# Allen compound expert



## redboyd7 (Nov 5, 2010)

Allen had an ad with two bows listed. One with composite limbs and one with solid glass limbs. You have one of the solid glass limbs. I would take most of the poundage off of these limbs. I had one that I fould broken that I stored.


----------



## bear-of-grayling (Mar 29, 2008)

It was built in the 8 month of 1974 as the serial number says. 7408. Dan


----------



## TWO SWITCHBACKS (Jan 5, 2006)

:thumbs_upfor them old allens


----------



## kballer1 (Aug 31, 2010)

Thanks TWO SWITCHBACKS.


----------



## Dave J (Oct 17, 2011)

On eBay last year (June 2012) there was someone selling several (about a dozen) Allen 7306 and 7507 bows that were new, still in their original boxes.
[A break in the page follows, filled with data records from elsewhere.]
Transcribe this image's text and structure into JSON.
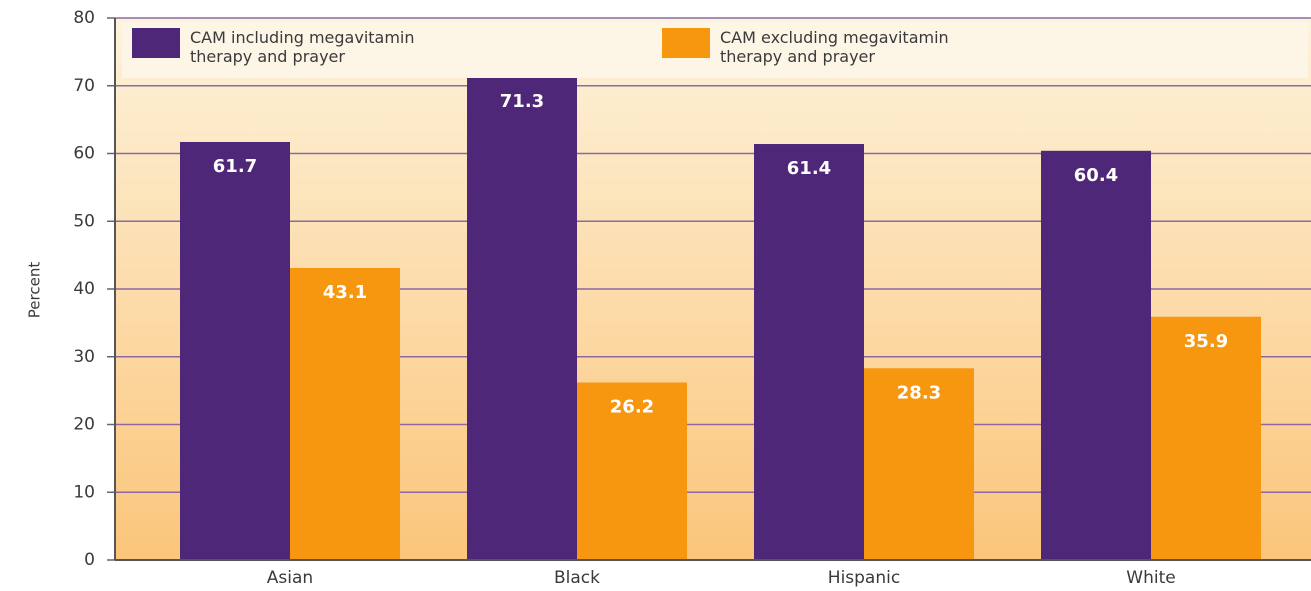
{
  "chart_data": {
    "type": "bar",
    "ylabel": "Percent",
    "categories": [
      "Asian",
      "Black",
      "Hispanic",
      "White"
    ],
    "series": [
      {
        "name": "CAM including megavitamin therapy and prayer",
        "color": "#4f2778",
        "values": [
          61.7,
          71.3,
          61.4,
          60.4
        ]
      },
      {
        "name": "CAM excluding megavitamin therapy and prayer",
        "color": "#f7960f",
        "values": [
          43.1,
          26.2,
          28.3,
          35.9
        ]
      }
    ],
    "ylim": [
      0,
      80
    ],
    "yticks": [
      0,
      10,
      20,
      30,
      40,
      50,
      60,
      70,
      80
    ],
    "grid": true
  }
}
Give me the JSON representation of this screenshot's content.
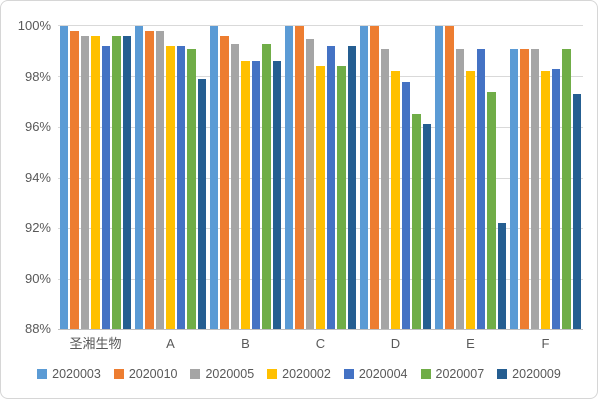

He was asking $200 each for the model 7507 (Speedster) and $250 for the model 7306. I thought he would sell out quickly, after a month he hadn't sold a single bow. He even dropped the price a little and still couldn't sell them. Allen Archery the first company to patent and sell the compound bow - you would think 35 plus years later any new Allen bows floating around would be highly collectable and sell for a high price very quickly. On the other hand he had two, new in the box, Jennings Unistar bows that sold very quickly.


----------